A trip to Dubai may be possible in the latter half of the summer. It’s reported to be opening sometime between July to September.
Popular African tourist destinations, such as Morocco and South Africa, have not announced plans to loosen border restrictions yet.
After widespread reports that South Africa wouldn’t open until 2021, the country’s tourism officials clarified this week that this was a “worst-case scenario” and that it hopes to welcome travelers by September.
Last week, the Seychelles opened to tourists arriving on a private jet, chartered flight or yacht. Plans to resume commercial flights are set for July.

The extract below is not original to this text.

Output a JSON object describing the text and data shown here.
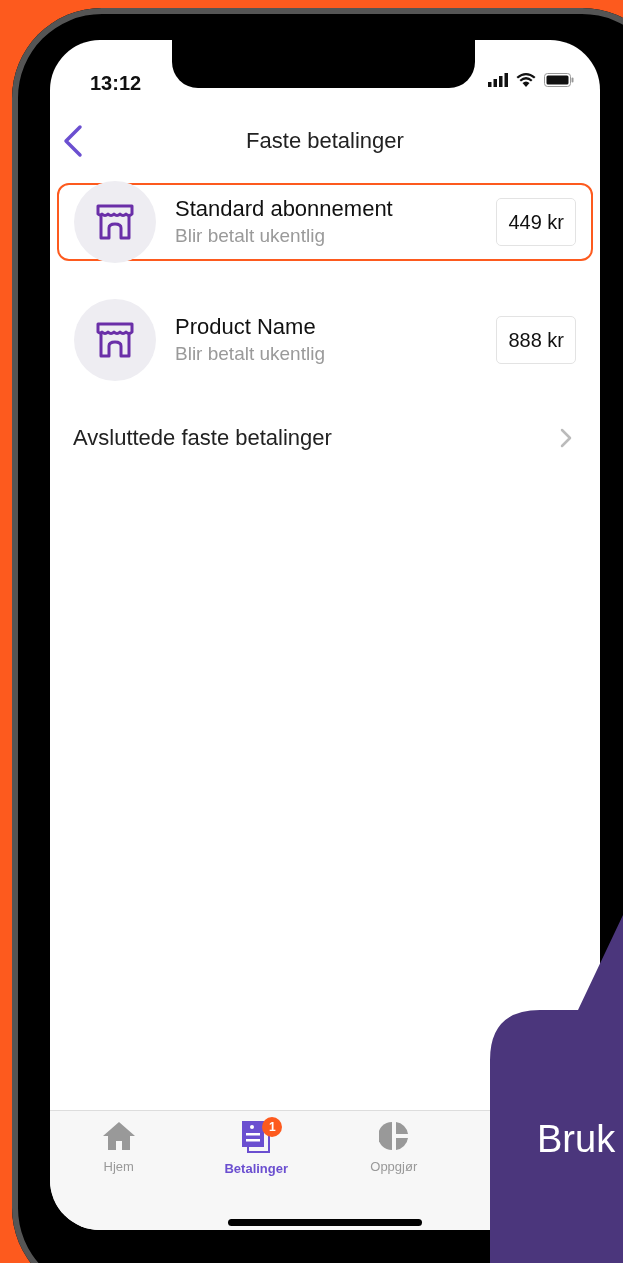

Commerical flights are expected to resume to the Seychelles in July.
Tunisia is opening land, air and sea borders to residents from Algeria and select European nations, including Germany and the U.K., from June 27.
Tanzania unconditionally welcomed tourists from all nations in May, one of the earliest countries to do so. The country has been criticized for a lack of transparency regarding infection rates, as well as statements by President John Magufuli that the coronavirus could be cured by drinking ginger and lemonade. He also said the virus had been removed from Tanzania “by the powers of God” despite evidence to the contrary.
Much of South America — including Bolivia, Brazil, Chile and Peru — remains off-limits to international travelers for the time being.
Colombia banned all passenger flights until at least Aug. 31. Argentina has a similar flight ban through Sept.1, though there is talk of bringing this date forward to July.